# how many mice can live together



## tinktinktinkerbell (Nov 15, 2008)

sadly we lost our girl perry last night 

we dont want the two girls left to risk being the only one left so me and my OH have decided to get another two mice, now the dilemma is if 3 are left at the pet shop so we have i discussed getting all 3 (if there are 3 left)

my question is though, how big can a group of girl mice be? would 5 be too many?


----------



## Ratty man (Apr 15, 2012)

Well I have 6 female mice together but they are mother and 5 daughters.

They get on really well but most female mice do, it's the males who can be a problem.


----------



## Guest (Aug 21, 2012)

The group can be as big as they want so long as there is enough space  Have you thought about going to a good breeder or rescue instead of the petshop tho?


----------



## thedogsmother (Aug 28, 2008)

I have had a group of up to 11, I have a single male and a group of 8 (1 neutered male and his harem ) at the moment if you are adding to a larger group sometimes intros can be harder but 3 is a nice number to add, adding 1 new mouse seems to be harder for some reason. Im so sorry to hear about Perry though.


----------



## tinktinktinkerbell (Nov 15, 2008)

B3rnie said:


> The group can be as big as they want so long as there is enough space  Have you thought about going to a good breeder or rescue instead of the petshop tho?

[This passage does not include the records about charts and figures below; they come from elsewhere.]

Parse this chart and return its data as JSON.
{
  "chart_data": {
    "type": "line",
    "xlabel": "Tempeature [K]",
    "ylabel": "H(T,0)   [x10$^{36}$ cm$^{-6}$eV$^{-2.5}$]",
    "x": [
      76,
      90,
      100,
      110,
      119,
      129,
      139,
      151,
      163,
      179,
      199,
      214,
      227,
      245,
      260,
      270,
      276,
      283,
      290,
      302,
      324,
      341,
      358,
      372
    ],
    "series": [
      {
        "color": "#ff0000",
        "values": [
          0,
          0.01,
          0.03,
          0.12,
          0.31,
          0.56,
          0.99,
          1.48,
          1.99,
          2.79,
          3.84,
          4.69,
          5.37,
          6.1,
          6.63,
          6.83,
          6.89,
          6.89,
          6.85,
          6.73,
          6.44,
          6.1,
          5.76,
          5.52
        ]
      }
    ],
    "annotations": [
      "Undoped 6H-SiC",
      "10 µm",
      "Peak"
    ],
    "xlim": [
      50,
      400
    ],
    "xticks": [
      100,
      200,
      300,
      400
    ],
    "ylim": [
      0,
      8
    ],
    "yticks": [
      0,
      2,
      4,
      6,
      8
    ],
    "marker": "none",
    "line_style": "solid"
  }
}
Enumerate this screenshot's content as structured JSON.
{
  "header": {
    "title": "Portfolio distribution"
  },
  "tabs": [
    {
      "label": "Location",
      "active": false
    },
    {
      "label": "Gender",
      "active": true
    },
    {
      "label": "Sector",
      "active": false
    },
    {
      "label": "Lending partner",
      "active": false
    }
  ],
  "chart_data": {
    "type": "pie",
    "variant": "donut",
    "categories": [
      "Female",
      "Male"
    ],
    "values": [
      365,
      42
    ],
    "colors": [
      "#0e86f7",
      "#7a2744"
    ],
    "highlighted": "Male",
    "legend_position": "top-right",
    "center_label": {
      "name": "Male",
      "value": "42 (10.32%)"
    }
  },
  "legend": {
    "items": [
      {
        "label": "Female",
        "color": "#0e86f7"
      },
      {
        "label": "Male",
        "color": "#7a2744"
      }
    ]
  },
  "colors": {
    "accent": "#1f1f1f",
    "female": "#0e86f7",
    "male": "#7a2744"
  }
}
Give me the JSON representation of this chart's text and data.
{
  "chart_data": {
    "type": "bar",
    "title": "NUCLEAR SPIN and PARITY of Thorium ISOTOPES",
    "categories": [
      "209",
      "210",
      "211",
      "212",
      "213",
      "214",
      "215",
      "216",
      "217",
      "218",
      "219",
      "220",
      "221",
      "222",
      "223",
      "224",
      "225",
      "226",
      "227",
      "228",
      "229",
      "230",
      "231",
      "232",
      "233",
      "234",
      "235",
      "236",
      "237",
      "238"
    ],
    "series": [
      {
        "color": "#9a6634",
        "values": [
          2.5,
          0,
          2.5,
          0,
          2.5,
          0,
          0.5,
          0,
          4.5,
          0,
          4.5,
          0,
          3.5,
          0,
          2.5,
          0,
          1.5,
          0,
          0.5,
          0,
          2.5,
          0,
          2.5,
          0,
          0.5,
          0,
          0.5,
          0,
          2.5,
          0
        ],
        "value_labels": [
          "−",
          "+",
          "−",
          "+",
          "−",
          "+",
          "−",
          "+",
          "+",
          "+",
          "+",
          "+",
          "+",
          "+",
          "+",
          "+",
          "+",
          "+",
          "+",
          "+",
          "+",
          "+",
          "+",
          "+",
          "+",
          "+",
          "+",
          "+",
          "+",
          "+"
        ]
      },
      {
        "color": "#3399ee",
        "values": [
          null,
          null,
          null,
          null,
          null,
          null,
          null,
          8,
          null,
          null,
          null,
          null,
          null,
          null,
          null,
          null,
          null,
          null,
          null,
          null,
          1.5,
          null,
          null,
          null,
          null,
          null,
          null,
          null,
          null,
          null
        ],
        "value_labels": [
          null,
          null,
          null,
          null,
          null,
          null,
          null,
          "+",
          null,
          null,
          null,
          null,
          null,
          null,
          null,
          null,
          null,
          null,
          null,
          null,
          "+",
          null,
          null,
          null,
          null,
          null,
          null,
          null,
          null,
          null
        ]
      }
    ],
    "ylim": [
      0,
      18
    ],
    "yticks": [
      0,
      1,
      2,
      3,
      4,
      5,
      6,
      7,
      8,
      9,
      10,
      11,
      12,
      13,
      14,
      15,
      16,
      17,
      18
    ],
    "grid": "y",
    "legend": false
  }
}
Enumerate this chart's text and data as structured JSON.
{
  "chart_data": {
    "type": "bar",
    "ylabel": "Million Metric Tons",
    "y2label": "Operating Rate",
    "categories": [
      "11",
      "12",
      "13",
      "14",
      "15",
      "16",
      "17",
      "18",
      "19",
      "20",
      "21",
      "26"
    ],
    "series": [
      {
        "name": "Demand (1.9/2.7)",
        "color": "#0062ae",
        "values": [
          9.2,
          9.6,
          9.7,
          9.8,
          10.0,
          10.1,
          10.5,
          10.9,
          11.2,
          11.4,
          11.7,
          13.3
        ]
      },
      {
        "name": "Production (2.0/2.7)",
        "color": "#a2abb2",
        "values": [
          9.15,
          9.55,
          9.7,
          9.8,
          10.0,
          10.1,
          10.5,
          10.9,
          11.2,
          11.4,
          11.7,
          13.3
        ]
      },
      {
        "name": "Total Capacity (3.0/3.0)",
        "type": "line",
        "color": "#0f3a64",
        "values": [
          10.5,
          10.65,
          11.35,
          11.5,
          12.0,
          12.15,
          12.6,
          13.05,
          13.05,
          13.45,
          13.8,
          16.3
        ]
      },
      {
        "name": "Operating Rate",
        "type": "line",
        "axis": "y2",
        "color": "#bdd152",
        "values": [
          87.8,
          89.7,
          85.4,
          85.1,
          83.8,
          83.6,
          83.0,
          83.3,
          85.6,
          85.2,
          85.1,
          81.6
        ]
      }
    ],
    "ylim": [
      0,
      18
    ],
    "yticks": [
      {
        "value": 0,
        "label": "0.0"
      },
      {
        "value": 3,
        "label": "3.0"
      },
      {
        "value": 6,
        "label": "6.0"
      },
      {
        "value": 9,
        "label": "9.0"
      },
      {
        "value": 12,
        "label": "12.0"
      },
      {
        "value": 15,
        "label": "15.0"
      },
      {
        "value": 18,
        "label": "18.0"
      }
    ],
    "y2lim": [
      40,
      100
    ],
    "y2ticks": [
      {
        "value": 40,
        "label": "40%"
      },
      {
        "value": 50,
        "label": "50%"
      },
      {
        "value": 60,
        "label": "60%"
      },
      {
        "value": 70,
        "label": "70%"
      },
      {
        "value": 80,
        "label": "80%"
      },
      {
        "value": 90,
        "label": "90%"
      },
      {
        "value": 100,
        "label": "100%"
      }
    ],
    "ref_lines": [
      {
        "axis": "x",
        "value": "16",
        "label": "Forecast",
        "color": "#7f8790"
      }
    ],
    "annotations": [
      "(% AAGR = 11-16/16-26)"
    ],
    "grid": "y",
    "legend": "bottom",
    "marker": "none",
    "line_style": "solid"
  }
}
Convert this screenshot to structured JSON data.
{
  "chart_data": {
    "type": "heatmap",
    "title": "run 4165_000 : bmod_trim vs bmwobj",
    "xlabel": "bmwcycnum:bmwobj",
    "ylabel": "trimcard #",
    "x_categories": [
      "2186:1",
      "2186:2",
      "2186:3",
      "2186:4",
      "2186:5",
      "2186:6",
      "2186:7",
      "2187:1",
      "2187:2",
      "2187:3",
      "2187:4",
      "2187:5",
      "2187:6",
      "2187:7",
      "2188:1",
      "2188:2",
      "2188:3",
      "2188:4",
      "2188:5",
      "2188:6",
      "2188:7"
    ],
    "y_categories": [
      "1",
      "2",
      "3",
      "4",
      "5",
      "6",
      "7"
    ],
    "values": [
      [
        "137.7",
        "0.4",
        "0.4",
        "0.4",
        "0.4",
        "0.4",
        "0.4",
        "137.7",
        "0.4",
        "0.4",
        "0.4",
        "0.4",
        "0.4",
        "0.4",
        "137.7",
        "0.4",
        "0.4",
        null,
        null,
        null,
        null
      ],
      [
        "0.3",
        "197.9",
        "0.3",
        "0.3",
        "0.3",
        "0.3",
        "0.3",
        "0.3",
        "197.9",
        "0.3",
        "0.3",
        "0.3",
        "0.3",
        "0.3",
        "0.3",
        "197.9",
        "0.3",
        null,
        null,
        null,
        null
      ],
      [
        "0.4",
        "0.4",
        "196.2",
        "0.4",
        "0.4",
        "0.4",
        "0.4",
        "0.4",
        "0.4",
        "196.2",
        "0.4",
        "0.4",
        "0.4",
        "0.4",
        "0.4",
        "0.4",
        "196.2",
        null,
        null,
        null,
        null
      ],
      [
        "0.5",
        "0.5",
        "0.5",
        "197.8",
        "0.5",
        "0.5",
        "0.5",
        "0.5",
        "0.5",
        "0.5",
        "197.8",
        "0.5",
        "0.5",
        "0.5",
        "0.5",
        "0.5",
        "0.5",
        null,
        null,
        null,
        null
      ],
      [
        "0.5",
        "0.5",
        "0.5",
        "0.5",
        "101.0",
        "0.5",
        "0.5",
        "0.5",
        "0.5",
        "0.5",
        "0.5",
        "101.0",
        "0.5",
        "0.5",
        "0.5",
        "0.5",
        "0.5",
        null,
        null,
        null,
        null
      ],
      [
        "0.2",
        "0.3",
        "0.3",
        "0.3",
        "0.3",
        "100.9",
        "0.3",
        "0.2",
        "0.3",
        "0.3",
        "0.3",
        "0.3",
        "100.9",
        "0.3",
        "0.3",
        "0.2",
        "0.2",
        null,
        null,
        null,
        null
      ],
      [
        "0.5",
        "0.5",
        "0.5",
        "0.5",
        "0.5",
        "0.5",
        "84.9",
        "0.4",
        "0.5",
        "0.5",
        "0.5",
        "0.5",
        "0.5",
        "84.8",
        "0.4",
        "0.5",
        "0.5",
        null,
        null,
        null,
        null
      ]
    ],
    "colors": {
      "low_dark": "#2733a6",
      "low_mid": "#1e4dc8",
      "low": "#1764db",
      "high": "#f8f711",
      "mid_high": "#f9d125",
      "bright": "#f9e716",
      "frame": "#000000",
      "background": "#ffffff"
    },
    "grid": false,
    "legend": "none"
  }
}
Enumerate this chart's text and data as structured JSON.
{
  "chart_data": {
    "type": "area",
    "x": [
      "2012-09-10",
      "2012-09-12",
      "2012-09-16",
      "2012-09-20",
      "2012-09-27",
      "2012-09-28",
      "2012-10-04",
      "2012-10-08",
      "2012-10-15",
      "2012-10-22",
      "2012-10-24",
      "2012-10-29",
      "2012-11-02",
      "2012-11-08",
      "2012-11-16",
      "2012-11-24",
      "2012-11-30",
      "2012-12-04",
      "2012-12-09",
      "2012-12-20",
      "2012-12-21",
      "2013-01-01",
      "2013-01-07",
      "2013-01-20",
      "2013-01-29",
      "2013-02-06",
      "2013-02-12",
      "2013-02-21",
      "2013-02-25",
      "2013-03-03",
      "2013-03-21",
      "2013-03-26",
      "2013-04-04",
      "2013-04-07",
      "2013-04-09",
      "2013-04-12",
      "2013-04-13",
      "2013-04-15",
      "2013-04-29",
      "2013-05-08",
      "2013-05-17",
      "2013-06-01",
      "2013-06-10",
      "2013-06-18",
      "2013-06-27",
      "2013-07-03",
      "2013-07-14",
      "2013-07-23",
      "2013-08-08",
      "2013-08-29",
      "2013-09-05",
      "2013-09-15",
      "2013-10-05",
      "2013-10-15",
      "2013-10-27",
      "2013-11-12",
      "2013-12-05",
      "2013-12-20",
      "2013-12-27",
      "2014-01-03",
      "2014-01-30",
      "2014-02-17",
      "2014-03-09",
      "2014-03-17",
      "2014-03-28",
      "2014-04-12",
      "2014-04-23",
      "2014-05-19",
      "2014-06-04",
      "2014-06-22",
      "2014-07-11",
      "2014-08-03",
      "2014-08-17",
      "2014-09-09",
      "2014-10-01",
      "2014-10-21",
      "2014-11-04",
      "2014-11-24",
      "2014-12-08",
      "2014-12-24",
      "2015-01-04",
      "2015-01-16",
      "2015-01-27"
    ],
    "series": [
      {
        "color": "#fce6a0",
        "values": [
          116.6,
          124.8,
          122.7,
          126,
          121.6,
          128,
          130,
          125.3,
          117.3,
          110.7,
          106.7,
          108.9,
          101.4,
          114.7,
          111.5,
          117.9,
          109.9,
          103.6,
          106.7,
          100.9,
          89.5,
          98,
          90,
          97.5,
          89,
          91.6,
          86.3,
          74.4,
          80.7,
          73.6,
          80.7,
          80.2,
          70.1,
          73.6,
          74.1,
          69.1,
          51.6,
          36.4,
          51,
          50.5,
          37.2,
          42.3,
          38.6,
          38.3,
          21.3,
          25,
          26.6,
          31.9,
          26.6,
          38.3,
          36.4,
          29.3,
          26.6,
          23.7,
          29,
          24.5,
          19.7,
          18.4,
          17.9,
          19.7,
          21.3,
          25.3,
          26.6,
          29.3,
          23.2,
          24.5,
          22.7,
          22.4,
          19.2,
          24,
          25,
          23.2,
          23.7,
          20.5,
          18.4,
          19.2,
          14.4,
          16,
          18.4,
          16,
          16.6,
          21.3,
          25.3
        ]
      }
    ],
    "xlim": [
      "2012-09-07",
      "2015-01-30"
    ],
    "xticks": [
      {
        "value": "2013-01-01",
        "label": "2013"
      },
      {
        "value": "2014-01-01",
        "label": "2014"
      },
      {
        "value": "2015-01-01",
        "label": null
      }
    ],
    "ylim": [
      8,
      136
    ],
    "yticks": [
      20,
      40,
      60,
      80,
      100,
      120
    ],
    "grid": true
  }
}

i would do that but we have none anywhere near us and no way to travel to pick the mice up


----------



## spoiled_rat (Mar 24, 2008)

Where abouts are you? I have had rats from the other end of country before now through rat trains and there is similar with mice too.


----------



## tinktinktinkerbell (Nov 15, 2008)

im in the north east


----------



## DwarfHam (Jun 30, 2012)

I have had 8 of dwarf hamsters


----------